Carter’s ditched its MTA methodology and doubled down instead on MMM, Coleman said. If it’s no longer possible to understand what happens inside media black boxes like YouTube, Facebook and Amazon, this approach at least measures the contribution of the black box itself, he said.
But that means setting aside larger sums for testing and vendors. For instance, Carter’s added Verity, a marketing automation startup, and is evaluating new attribution vendors.

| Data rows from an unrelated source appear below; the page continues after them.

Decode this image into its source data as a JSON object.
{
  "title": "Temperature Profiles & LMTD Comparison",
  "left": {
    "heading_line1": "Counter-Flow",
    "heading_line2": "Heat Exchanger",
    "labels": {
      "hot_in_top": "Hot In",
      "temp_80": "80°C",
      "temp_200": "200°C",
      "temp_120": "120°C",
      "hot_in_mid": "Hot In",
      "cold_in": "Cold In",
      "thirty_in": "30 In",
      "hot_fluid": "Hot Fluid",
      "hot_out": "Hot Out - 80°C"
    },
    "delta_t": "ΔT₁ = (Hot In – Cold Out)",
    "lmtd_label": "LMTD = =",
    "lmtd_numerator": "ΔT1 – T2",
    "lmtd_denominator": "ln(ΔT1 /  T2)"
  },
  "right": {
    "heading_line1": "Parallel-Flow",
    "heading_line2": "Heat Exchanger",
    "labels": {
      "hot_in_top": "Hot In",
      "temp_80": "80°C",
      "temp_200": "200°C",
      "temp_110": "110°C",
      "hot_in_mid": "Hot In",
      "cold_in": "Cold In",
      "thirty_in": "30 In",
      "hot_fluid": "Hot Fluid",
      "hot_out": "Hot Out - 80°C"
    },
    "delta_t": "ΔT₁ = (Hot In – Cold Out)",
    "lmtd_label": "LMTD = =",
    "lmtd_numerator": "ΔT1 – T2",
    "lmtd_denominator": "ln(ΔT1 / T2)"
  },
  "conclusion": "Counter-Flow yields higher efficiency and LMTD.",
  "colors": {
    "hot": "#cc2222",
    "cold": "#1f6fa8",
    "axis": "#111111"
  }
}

It’s no coincidence that the brands, which are heavily invested in measurement overhauls, are companies with large marketing budgets and large first-party data sets, like Activision, Carter’s and American Express, which also switched in the past year from an MTA model to MMM.
Last week, INCRMNTAL raised a $4.1 million seed round for its don’t-call-us-MTA attribution tech. Measured, an attribution startup focused on incrementality and geo-testing, raised $21 million in May. Amplitude has surfed the waves of the customer data platform category, but recently launched products for attribution analytics to meet demand in the market.
Analytics startups are helping marketers to convey that new (well, new again) marketing tactics are working, even if the attribution reports that higher-ups are accustomed to have gone haywire.
A gut feeling is fine, but marketers need proof, too.
“Don’t forget: You as a marketing leader always must have a story to justify what you are trying to do,” said Lawson of Ribble Cycle. “You have to have a bit of faith, [but] is that faith backed up by something?”